Well he has been telling me that I have to drink lots of water because of this medicine I am taking. Hydration is really important to me getting better. I do know this, but when I get in my zone at work I just get too busy to care.
So today he kept texting me and texting me to go get a glass of water. I kept ignoring it because I was on call after call- meeting after meeting. Water was the last thing I really cared about. So he texted me : 25! And said that he need to see a picture of my water or it would keep growing. My plan : pretend you don’t see the text and get out of the entire thing. So he calls. I hit ignore. I am in a call- it’s true. So another text rolls around – it’s higher. If I don’t send a picture in some designated timeframe it goes to 175. Well I am super busy. So I do go get my water filled. Thank goodness.
I go back to my desk and wow- meetings, calls, everything! Then I see him walk into my office. Crap! I didn’t hit send on the picture. He sees my water cup full and the camera open on my app so he accepts it. But I know I am in trouble for no communication and making him come there to make sure I am ok. So tonight when I get home- late from work I got 75.
It could be worse. Lol.
So I have been out of town all week, today is my first day back in town and I was told that I need a reminder that we are focusing on the rules. So this reminder comes in the form of a spanking with the strop and the stupid red stick and typing them and sending them to him.
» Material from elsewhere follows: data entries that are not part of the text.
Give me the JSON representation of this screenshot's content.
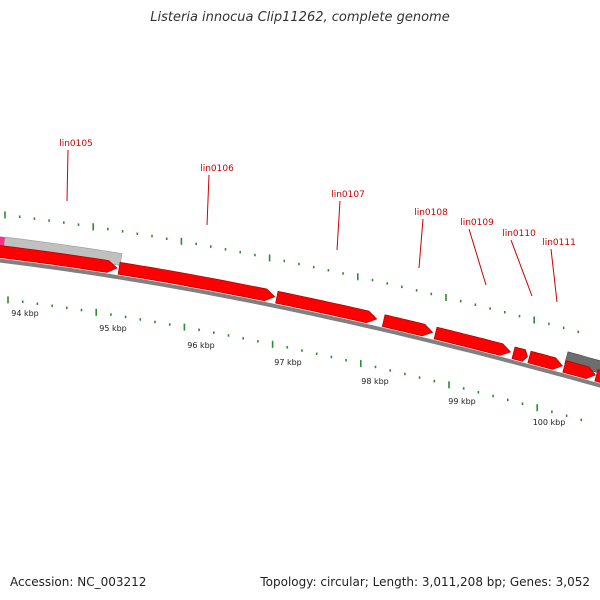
{
  "title": "Listeria innocua Clip11262, complete genome",
  "accession": "Accession: NC_003212",
  "summary": "Topology: circular; Length: 3,011,208 bp; Genes: 3,052",
  "colors": {
    "gene_forward": "#ff0000",
    "gene_outline": "#b00000",
    "gene_label": "#cc0000",
    "leader_line": "#cc0000",
    "backbone": "#808080",
    "feature_gray_light": "#c0c0c0",
    "feature_gray_dark": "#6e6e6e",
    "feature_pink": "#ff2d8a",
    "gc_tick": "#2e8b2e"
  },
  "genes": [
    {
      "name": "lin0105"
    },
    {
      "name": "lin0106"
    },
    {
      "name": "lin0107"
    },
    {
      "name": "lin0108"
    },
    {
      "name": "lin0109"
    },
    {
      "name": "lin0110"
    },
    {
      "name": "lin0111"
    }
  ],
  "scale_ticks": [
    "94 kbp",
    "95 kbp",
    "96 kbp",
    "97 kbp",
    "98 kbp",
    "99 kbp",
    "100 kbp"
  ]
}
He said that I forget I am owned and think I own myself at times. He said I was going to not leave the room until my bottom was bruised, luckily he came to his senses and he didn’t follow through on that one. I think he was just trying to scare me on that one. Good thing too- because it worked.
Going to get Chinese food sitting on a sore ass. Yep, I said it. He just reviewed each rule with me over his knee so I “knew”the rules.
Here is what I happened. Lately we have had a rough patch in life. During this time, we have kinda taken a break from me getting spanked. Well lately he said we were going back to it. He has been telling me lately to follow his rules but I haven’t really been doing it. Earlier today I told him I didn’t think we were really starting that yet. So after I spent longer then he said I could shopping and twice as much money, he decided to review the rules with me with my shorts down and me over his knee. He took out the razor strop and the hard plastic red stick. I think it’s lexan.
So now we are driving to get Chinese food- and I am in what he calls full control for the night. That means I can’t leave his side without permission – not even to go to the bathroom. Dang! Guess he isn’t playing around. Someone got his dom muscles flexed tonight tee hee.